The take: this is the largest pool of patient domestic capital in the country, and it is quietly shifting. High yields still anchor most of it in government paper, but a 38 per cent surge into equities shows PFAs chasing the NGX rally. For anyone raising long-term naira capital, this is increasingly where it lives.

⛽️ Crude halved, petrol didn't Crude has fallen from a wartime peak near $120 a barrel to about $72, roughly a 40 per cent drop, yet pump prices remain stuck near ₦1,200 a litre, with Petroleum Minister of State Heineken Lokpobiri warning that deregulation must not become an avenue for profiteering. Petrol's import landing cost has dropped to ₦983.92, below Dangote's ₦1,125 gantry price, on MEMAN data.
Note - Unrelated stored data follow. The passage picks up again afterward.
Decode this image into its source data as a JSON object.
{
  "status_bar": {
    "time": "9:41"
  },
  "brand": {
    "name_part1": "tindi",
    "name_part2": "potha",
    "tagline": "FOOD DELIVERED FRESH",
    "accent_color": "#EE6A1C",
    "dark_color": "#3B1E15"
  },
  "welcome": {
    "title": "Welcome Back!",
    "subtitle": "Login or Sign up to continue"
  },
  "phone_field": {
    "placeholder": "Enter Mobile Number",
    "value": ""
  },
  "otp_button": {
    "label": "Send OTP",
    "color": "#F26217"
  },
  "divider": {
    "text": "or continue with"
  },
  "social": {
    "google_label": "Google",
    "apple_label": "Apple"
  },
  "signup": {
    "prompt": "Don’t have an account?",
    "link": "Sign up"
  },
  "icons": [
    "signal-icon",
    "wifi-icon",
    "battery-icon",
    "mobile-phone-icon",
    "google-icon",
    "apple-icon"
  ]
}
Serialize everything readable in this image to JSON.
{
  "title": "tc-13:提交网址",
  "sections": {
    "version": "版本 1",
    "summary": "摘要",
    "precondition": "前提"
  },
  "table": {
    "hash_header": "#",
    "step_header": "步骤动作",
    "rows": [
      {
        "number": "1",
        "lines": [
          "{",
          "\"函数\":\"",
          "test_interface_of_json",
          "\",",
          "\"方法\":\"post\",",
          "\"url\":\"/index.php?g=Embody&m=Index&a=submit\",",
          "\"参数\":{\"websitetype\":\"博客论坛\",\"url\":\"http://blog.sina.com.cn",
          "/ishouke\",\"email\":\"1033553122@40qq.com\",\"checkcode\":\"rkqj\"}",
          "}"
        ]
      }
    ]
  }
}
The FCCPC has placed marketers, depot operators and refiners on notice.
The take: this is the rockets-and-feathers problem, where pump prices rise with crude in days and fall over months. The real story is that Dangote is now the de facto price-setter, and marketers are pocketing the gap between falling landing costs and sticky retail prices. Watch whether the FCCPC's warning has teeth; it rarely does. Cheaper fuel would ease the household squeeze that sits under every consumer thesis in Nigeria.

🛬 Enugu airport goes private, with more to follow Aviation Minister Festus Keyamo has handed Enugu's Akanu Ibiam International Airport to Aero Alliance Limited under a public-private partnership, BusinessDay reports, with the operator to run, maintain and upgrade the airport while ownership stays with the federal government.¹ The federal executive council approved the business case in July 2025 and the deal was signed in January 2026.¹ Keyamo said Port Harcourt follows within weeks, with bids being prepared for three more airports.
The take: after two decades of failed attempts, this signals Nigeria's airport-privatisation pipeline is finally moving beyond Lagos, Abuja and Kano. The private-operation, public-ownership template is the one to track as Port Harcourt and three others follow. The gap: no concession fee, tenure or capex commitment was disclosed, so the economics stay a black box. A planned Guangzhou-to-Enugu route hints at the South-East trade angle.